Seeing through the eyes of others is an experience, and once had, demands repetition. Having seen through the eyes of another, the appetite grows for larger vision, new sights, variety of experience. Soon, a melodious harmony of sights and sounds, questions and answers, ideas and visions combine to form a symphony of thought in the reader’s mind. He sees the world. He sees his neighbors. He sees himself more clearly. He has been released from the confines and limitations of his own place, time, and experience; by standing, as T.S. Eliot suggested in his Tradition and the Individual Talent, ‘upon the shoulders of giants,’ he has gained perspective – enlightenment.

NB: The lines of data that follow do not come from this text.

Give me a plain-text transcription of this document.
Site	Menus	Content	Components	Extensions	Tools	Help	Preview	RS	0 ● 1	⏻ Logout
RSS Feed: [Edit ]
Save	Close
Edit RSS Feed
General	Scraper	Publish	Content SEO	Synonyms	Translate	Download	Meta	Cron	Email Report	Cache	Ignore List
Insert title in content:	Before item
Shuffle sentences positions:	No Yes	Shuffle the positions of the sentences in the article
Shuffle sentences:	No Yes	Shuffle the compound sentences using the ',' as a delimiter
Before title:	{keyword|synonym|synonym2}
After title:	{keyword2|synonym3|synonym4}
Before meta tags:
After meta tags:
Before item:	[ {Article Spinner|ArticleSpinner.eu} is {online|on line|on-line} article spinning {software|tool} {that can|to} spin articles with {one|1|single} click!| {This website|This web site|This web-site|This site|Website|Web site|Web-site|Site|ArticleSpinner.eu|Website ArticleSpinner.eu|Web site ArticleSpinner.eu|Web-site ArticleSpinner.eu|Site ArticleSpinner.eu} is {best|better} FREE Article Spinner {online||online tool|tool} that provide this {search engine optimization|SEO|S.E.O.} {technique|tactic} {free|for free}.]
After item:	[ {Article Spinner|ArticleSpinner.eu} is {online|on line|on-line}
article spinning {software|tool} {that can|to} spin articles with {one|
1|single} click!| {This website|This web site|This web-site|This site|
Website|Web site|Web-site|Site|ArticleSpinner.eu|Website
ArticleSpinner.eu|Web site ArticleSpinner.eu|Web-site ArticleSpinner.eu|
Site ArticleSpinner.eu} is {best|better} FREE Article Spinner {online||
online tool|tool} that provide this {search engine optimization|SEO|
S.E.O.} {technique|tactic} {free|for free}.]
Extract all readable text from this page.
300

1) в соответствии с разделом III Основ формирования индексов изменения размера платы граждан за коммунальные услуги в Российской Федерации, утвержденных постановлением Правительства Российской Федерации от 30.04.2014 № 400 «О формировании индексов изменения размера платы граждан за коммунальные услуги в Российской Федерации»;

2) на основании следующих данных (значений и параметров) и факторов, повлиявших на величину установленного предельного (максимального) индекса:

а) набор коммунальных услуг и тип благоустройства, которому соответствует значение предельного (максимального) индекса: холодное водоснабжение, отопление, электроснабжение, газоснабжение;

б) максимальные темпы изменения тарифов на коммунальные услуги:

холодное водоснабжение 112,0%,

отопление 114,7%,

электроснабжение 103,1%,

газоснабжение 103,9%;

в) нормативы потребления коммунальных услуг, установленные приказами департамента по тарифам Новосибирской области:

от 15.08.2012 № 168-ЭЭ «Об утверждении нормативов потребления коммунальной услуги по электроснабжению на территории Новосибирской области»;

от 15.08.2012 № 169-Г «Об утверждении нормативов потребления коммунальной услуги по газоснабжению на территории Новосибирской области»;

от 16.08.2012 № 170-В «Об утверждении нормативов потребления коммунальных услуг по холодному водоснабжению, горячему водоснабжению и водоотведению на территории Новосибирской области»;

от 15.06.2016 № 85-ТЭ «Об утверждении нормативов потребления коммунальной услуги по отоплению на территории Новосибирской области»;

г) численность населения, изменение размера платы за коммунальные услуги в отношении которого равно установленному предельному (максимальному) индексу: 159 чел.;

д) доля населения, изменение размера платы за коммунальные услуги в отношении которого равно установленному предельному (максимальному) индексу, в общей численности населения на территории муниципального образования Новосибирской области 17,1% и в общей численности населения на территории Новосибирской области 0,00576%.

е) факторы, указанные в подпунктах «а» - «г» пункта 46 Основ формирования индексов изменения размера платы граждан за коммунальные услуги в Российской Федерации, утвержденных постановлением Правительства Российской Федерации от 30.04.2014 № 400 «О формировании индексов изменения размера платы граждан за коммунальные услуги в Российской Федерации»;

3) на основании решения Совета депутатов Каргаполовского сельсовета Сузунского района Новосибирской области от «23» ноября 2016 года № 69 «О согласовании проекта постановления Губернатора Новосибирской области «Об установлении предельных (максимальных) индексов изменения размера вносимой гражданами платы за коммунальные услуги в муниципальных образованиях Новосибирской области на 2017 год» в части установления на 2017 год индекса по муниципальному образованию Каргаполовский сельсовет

Would that there were a Spotify Discover of books! You know the app, don’t you? It tracks the kind of music you’re listening to and suggests new artists you might like based on the data. Wouldn’t it be nice to find an app that did that for readers? “Based upon the authors you seem to love, here are a few new book recommendations for you.” Wow! Amazon’s “customers who’ve bought this item have also bought” list is the closest thing to this that I’ve discovered online, and it’s far from the tool I’m describing.
Closer is Mortimer Adler’s Syntopicon of Western Literature, composed as a companion to the Great Books set which he and his colleagues created for Encyclopedia Brittanica back in the early 1950s. Adler’s Syntopicon is a catalogue of the great ideas of Western literature, cross referenced so as to facilitate a reader’s participation in the ancient and ongoing discussion about universals which exists between the great authors. In essence, Adler’s Syntopicon is the “Spotify Discover” of literature. (You can, incidentally, sometimes find the Great Books series at garage sales for a song. The set remains in publication, now in its second edition. Consider this a plug!) The best thing about this tool is that it furthers the reader’s participation in the great conversation by introducing him to an expansive network of thinkers who’ve left a breadcrumb trail for other’s to follow on their intellectual journey. The Syntopicon is the anti-Desert Island Game.
So, consider me on record as protesting against the Desert Island Game. Yes, Lewis would certainly have hated this game, too. Literature, he suggests, “irrigates the deserts our lives have become.” Water in the desert. Company on the journey. Eyes and voices beyond my own. Not three books, but a library is what I must hope to find on my own desert island. To insure it, I’ll continue now to populate my mind with the great characters, works, and ideas of literature, storing up against the catastrophe of a world without books. Then, I’ll never really be alone.